If short-answer or essay test sections are required, they can be graded by former Starbucks managers who have never gone to church and who are willing to work for minimum wage to do the tedious work of grading parishioners’ answers on a four-point scale.
At least three Sundays per year that would normally be dedicated to a sermon and other traditional church service activities should be dedicated to administering the test. Tests should be administered in April, when there are fewer important events that would interfere with church attendance. Some churches may need to spend additional church services preparing for the test. Or they may need to require low-scoring members of their congregation to go to additional Bible study sessions. They will need to provide these sessions at their own expense.

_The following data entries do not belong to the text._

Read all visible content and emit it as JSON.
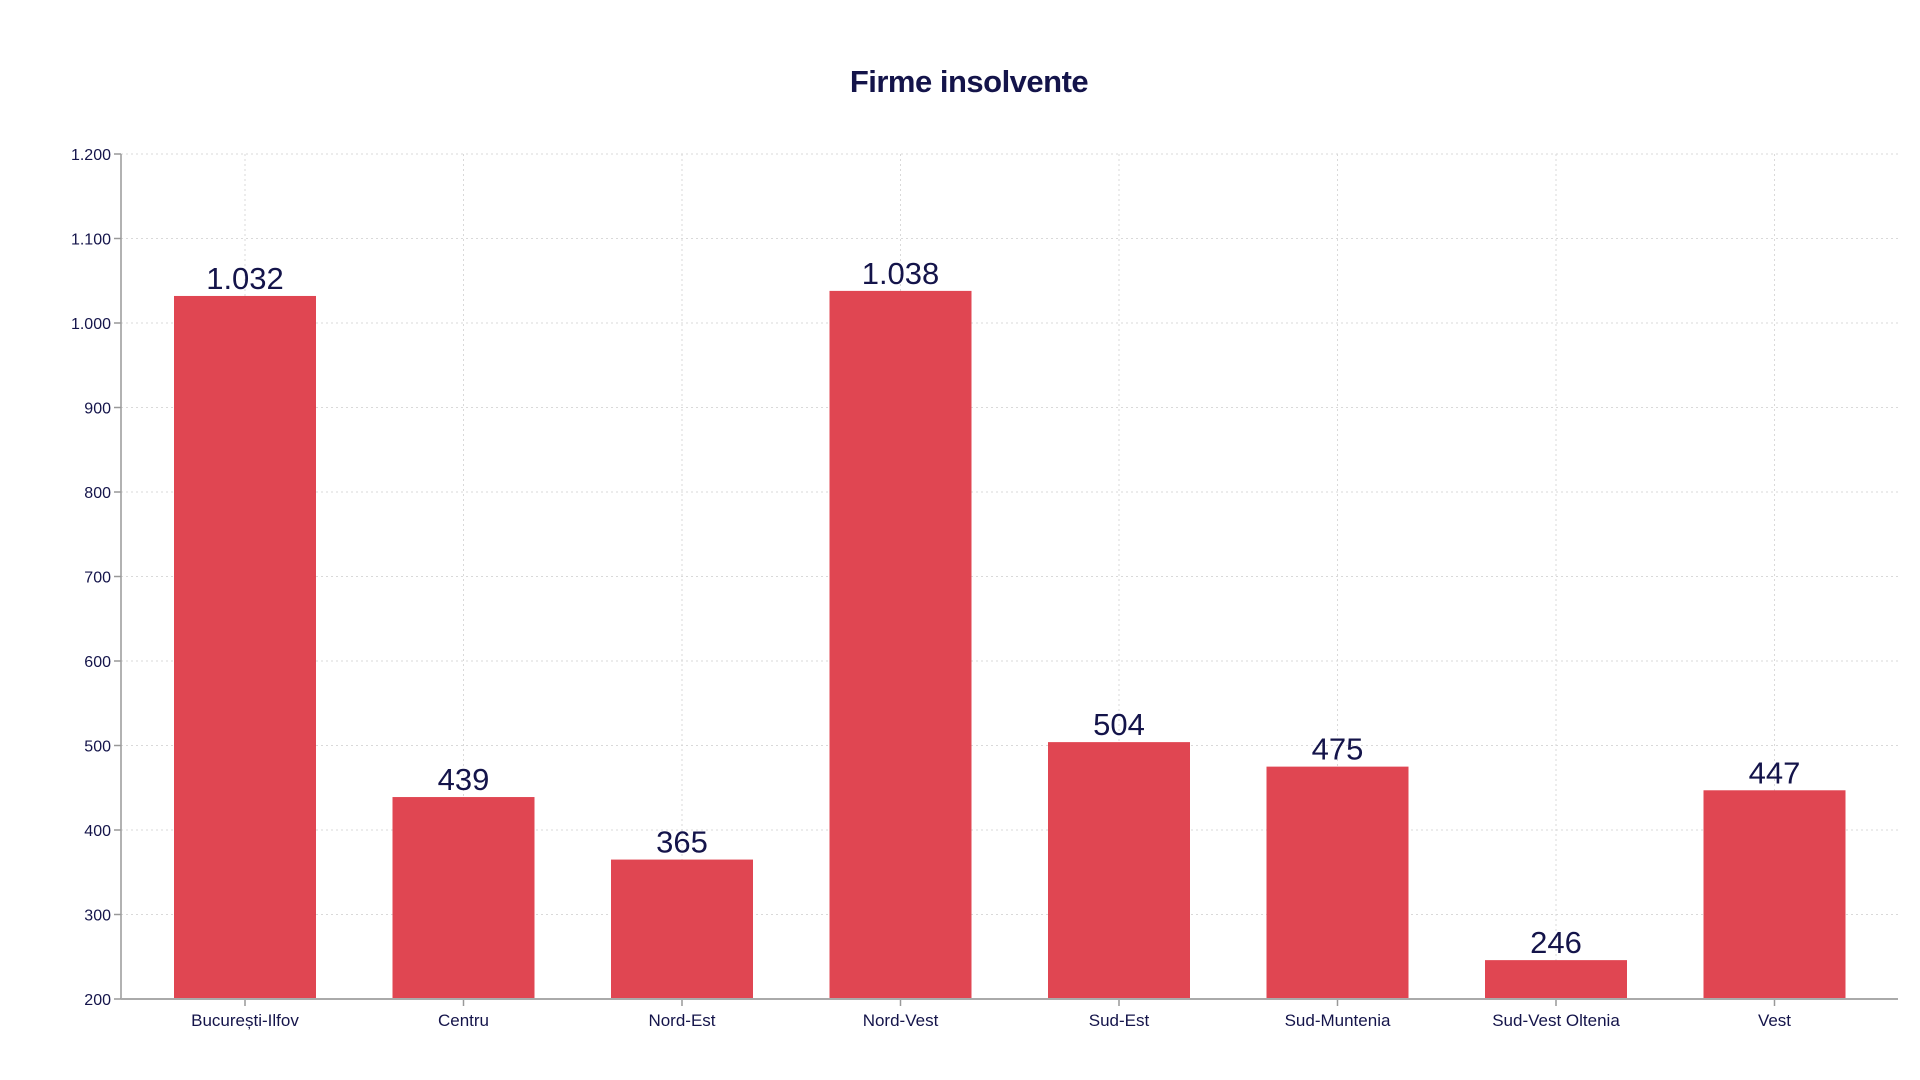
{
  "chart_data": {
    "type": "bar",
    "title": "Firme insolvente",
    "xlabel": "",
    "ylabel": "",
    "categories": [
      "București-Ilfov",
      "Centru",
      "Nord-Est",
      "Nord-Vest",
      "Sud-Est",
      "Sud-Muntenia",
      "Sud-Vest Oltenia",
      "Vest"
    ],
    "values": [
      1032,
      439,
      365,
      1038,
      504,
      475,
      246,
      447
    ],
    "value_labels": [
      "1.032",
      "439",
      "365",
      "1.038",
      "504",
      "475",
      "246",
      "447"
    ],
    "ylim": [
      200,
      1200
    ],
    "yticks": [
      200,
      300,
      400,
      500,
      600,
      700,
      800,
      900,
      1000,
      1100,
      1200
    ],
    "ytick_labels": [
      "200",
      "300",
      "400",
      "500",
      "600",
      "700",
      "800",
      "900",
      "1.000",
      "1.100",
      "1.200"
    ],
    "grid": true,
    "legend": null,
    "colors": {
      "bar": "#e04652",
      "text": "#14144a",
      "grid": "#d9d9d9",
      "axis": "#999999"
    }
  }
}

Of course, this form of measurement may disadvantage churches that have people who can’t always attend, or churches that serve the more high-risk populations such as people who struggle with addiction, instability, or who are poor. Charter schools have found that the best way to raise their test scores is to get rid of the students who are less likely to score well. Churches may need to employ the same strategy and tell low-scoring parishioners that they are no longer a good match for that church and that they should seek spiritual guidance at a less selective church. Churches will need to decide which mandates are most important for them to follow — the word of Christ to serve the poor and needy or the mandate to prioritize the people most likely to get into heaven? Then they will need to allocate their resources accordingly. After all, what is the purpose of funding churches if they cannot prove that their outcomes are in alignment with their stated objectives? The exclusion of some less-righteous populations is certainly a small price to pay if it allows churches to raise scores, keep their tax cuts, and thus prioritize the needs of the members whose BATTY test scores indicate they are most likely to enter the Kingdom of God. Those who can’t demonstrate their ability to meet these required learning outcomes can go to hell.